As Maker Labs grow and continue to become more popular and schools continue to introduce Maker-based concepts to their curriculums, the question arises: How can I become a maker?

You don’t need to be part of a Maker Lab or go to a STEM-focused school to be a maker. There’s plenty you can do right at home, even if you don’t have a lot of resources.

The Global Cardboard Challenge is a great place to start. An open-ended challenge inspired by Caine’s Arcade, the Cardboard Challenge brings makers all over the world together. People are encouraged to “build anything they can dream up using cardboard, recycled materials and imagination.”

Another easy project is making paper airplanes. This project is great as a lesson in aerodynamics. Download a few plane templates and make them. Then experiment seeing which plane designs go the farthest, how weight effects distance and height (try adding paper clips to the wings), or if paper type effects anything.

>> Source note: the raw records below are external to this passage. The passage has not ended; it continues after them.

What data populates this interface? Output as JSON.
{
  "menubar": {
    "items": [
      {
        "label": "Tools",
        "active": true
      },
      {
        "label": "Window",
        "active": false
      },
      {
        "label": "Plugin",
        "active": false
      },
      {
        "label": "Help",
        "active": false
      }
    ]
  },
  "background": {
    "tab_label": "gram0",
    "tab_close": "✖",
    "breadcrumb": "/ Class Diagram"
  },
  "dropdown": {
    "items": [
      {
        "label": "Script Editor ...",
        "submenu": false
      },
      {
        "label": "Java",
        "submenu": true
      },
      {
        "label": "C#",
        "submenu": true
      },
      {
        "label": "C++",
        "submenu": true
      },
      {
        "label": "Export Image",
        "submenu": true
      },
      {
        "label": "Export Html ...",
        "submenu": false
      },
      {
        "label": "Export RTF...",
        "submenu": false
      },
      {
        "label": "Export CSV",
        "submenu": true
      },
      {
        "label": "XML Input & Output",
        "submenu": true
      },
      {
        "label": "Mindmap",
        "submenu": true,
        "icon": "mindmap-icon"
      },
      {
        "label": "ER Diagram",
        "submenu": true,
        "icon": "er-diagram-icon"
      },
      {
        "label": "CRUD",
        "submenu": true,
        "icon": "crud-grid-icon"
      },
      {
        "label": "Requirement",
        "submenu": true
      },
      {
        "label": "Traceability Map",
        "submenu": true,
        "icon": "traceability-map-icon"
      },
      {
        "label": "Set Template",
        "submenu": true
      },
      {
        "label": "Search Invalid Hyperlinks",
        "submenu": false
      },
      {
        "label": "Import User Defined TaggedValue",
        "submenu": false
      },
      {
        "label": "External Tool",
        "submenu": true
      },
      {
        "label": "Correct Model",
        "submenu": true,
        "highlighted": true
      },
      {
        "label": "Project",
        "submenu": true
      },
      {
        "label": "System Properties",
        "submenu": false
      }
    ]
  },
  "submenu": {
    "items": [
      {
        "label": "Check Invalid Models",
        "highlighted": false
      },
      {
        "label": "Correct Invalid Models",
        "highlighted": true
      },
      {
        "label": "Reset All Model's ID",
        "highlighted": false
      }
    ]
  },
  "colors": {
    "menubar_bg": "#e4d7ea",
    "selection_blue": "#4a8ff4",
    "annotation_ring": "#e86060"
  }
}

As you want to get more into making, you might need more resources. This may include clay and Lego or a 3D printer and a laser-engraver. It all depends on what your interest and skill level is. Make has an abundance for projects, as does Pinterest if you need a little help coming up with ideas. If you run into a problem or have a question, r/Maker is the place to ask.

The Design Process

Although the projects themselves are important, we always like to add relevance by using a consistent process. We use our Design Process for all of our MakerLab projects and even our own projects. We think going through the design process is the difference between being an arts-and-crafts-er and being a Maker!

We start by identifying a problem to solve, which leads into brainstorming and design. After design, we go into building which takes us to evaluation. We like to always redesign based on our evaluations and then come up with a solution and some reflections that tie back into the initial problem we found.

Using the Design Process forces you to think about each step critically. This process can be used for any project, from using Play Dough to 3D printing a mini model of your maker-space.

With the right mindset and enough imagination, anyone can be a Maker!